The procurement plan also shall include an accounting of all costs projected to be incurred by the utility in the purchase and transportation of fuel and the purchase of allowances for use in generating electricity associated with each contract or arrangement filed in accordance with paragraph 20.13(1)“b” in the prospective 12-month period.
If applicable, the reporting of transportation costs in the procurement plan shall include all known liabilities, including all unit train costs.
g. Costs directly related to the purchase of fuel. The utility shall provide a list and description of all other costs directly related to the purchase of fuels for use in generating electricity not required to be reported by paragraph “f.”
h. Compliance plans. Each utility shall file its emissions compliance plan as submitted to the EPA. Revisions to the compliance plan shall be filed with each subsequent procurement plan.
i. Evidence submitted. Each utility shall submit all factual evidence and written argument in support of its evaluation of the reasonableness and prudence of the utility’s procurement practice decisions in the manner described in its procurement plan. The utility shall file data sufficient to forecast fuel consumption at each generating unit or power plant for the prospective 12-month period. The board may require the submission of machine-readable data for selected computer codes or models.

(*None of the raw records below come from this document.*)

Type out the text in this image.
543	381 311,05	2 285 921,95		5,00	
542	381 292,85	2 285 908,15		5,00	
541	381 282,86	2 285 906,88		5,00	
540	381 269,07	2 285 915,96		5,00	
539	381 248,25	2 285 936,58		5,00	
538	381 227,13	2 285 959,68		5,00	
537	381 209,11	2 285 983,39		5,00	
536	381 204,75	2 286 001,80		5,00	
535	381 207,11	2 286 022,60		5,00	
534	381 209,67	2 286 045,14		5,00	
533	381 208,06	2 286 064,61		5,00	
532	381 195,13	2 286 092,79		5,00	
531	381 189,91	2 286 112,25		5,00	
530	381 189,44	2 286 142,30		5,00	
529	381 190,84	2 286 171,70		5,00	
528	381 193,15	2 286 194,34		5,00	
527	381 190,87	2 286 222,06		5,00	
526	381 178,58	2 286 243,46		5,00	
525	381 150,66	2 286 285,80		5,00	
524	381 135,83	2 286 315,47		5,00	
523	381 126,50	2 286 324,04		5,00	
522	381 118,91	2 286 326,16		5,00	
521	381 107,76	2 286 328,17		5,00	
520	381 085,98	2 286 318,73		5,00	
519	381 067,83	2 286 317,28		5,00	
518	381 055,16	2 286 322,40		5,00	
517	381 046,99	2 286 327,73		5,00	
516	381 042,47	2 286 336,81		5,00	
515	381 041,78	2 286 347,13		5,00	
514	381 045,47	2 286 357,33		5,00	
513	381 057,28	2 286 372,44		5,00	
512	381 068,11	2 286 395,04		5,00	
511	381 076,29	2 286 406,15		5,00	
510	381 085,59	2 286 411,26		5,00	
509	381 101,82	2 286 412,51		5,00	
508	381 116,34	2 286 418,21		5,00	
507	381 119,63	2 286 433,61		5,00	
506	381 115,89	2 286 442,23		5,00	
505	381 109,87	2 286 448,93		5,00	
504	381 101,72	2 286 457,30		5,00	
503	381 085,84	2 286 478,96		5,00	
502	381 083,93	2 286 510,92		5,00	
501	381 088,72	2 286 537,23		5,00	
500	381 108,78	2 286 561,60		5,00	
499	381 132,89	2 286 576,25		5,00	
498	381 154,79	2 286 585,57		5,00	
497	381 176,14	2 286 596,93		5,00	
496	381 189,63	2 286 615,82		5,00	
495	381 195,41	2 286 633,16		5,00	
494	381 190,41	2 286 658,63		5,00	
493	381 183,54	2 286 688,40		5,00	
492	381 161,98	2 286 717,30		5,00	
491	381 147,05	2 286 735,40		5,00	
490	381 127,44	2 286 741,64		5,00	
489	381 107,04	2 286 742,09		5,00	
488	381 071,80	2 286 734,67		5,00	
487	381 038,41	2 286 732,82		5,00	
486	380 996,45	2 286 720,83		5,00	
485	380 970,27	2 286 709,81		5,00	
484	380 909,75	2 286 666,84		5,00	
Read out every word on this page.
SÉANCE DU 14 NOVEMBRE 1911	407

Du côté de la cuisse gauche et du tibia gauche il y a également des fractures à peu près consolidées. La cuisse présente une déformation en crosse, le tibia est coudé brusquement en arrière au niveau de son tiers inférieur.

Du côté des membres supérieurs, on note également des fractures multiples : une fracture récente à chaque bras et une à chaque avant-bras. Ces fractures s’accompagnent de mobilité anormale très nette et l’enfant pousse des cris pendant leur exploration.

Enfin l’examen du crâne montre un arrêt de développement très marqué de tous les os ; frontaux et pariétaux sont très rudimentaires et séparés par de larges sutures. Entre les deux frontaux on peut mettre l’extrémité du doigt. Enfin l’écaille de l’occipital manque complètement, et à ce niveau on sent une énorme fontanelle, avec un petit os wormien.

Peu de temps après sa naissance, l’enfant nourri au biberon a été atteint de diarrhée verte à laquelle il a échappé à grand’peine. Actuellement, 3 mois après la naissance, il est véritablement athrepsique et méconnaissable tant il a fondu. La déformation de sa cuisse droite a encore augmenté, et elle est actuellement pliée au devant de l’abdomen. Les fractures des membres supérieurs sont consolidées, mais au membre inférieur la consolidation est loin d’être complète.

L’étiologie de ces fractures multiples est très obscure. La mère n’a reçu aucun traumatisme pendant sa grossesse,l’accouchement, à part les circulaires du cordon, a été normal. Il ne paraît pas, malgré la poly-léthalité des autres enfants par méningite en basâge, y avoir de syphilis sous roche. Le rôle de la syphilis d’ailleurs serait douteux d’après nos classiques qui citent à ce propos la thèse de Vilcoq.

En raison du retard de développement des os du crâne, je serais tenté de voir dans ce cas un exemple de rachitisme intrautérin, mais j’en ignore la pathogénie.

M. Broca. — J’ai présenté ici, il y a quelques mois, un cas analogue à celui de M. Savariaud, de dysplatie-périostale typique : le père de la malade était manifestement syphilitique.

j. Additional information. Each utility shall file additional information as ordered by the board.
20.13(2)Periodic review proceeding. The board shall periodically conduct a proceeding to evaluate the reasonableness and prudence of a rate-regulated utility’s procurement practices. The prudence review of allowance transactions and accompanying compliance plans shall be determined on information available at the time the options or plans were developed.
a. On or before May 15 of a required filing year, each utility shall file prepared direct testimony and exhibits in support of its fuel procurement decisions and its fuel requirement forecast. This filing shall be in conjunction with the filing of the plans. The burden shall be on the utility to prove it is taking all reasonable actions to minimize its purchased fuel costs.
b. The board shall disallow any purchased fuel costs in excess of costs incurred under responsible and prudent policies and practices.
199—20.14(476) Flexible rates.
20.14(1)Purpose. This subrule is intended to allow electric utility companies to offer, at their option, incentive or discount rates to their customers.
20.14(2)General criteria.
a. Electric utility companies may offer discounts to individual customers, to selected groups of customers, or to an entire class of customers. However, discounted rates must be offered to all directly competing customers in the same service territory. Customers are direct competitors if they make the same end product (or offer the same service) for the same general group of customers. Customers that only produce component parts of the same end product are not directly competing customers.
b. In deciding whether to offer a specific discount, the utility shall evaluate the individual customer’s, group’s, or class’s situation and perform a cost-benefit analysis before offering the discount.
c. Any discount offered should be such as to significantly affect the customer’s or customers’ decision to stay on the system or to increase consumption.
d. The consequences of offering the discount should be beneficial to all customers and to the utility. Other customers should not be at risk of loss as a result of these discounts; in addition, the offering of discounts shall in no way lead to subsidization of the discounted rates by other customers in the same or different classes.